Golden Boys (novel)
Author | Sonya Hartnett |
---|---|
Language | English |
Genre | novel |
Publisher | Penguin, Australia |
Publication date | 2014 |
Publication place | Australia |
Media type | Print (Paperback) |
Pages | 238 |
ISBN | 9781926428611 |
Preceded by | The Children of the King |
Golden Boys (2014) is a novel by Australian author Sonya Hartnett.[1]
Themes
[edit]Golden Boys is a novel of lost childhood innocence, and the loss of societal patterns of behaviour that allowed young children to roam the streets in the late 70s and early 80s. The novel tells the story of two twelve-year-olds, Colt Jenson and Freya Kiley, who are moving out of childhood as they realise that their families have dark secrets.
Reviews
[edit]Linda Funnell in The Sydney Morning Herald found the novel considers many "sombre themes" but is "saturated in a suburban landscape of decades past, where boys ride bicycles through silent streets, play pinball machines at the local milk bar, and hang out in the mouth of the huge stormwater drain beside a patch of waste ground, untroubled by mobile phones or the internet."[2]

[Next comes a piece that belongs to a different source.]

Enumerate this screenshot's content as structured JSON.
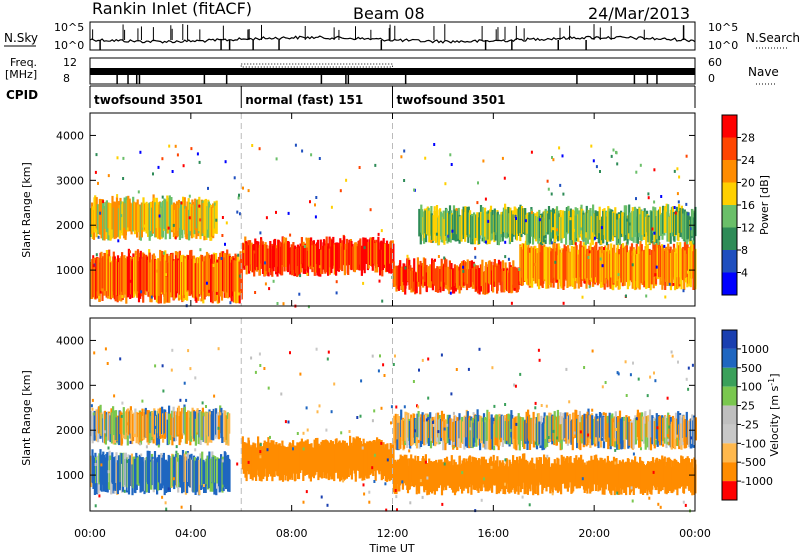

Victoria Flanagan in Sydney Review of Books noted that the author "has a talent for writing about difficult or contentious subjects in innovative and sensitive ways".[3]
Awards and nominations
[edit]- 2015 shortlisted Miles Franklin Award[4]
- 2015 winner Indie Book Awards Book of the Year – Fiction[5]
- 2015 longlisted Stella Prize[6]
- 2015 longlisted ASAL Awards — ALS Gold Medal[7]
References
[edit]- ^ "Golden Boys by Sonya Hartnett". National Library of Australia. Retrieved 26 May 2024.
- ^ "Sonya Harnett's Golden Boys is a tale of darkness in summer", The Sydney Morning Herald, 5 September 2014
- ^ "Not for Children", Sydney Review of Books, 10 October 2014
- ^ ""Miles Franklin Literary Award 2015 shortlist: Hartnett and London lead the field"". SMH, 18 May 2015. Retrieved 26 May 2024.
- ^ ""Indie Book Awards - Winners 2015"". Australian Independent Booksellers. Retrieved 26 May 2024.
- ^ "Longlist 2015". Stella. Archived from the original on 31 October 2022. Retrieved 26 May 2024.
- ^ ""ALS Longlist and NSW Premier's Literary Awards Shortlists"". Australian Women Writers Challenge. Retrieved 26 May 2024.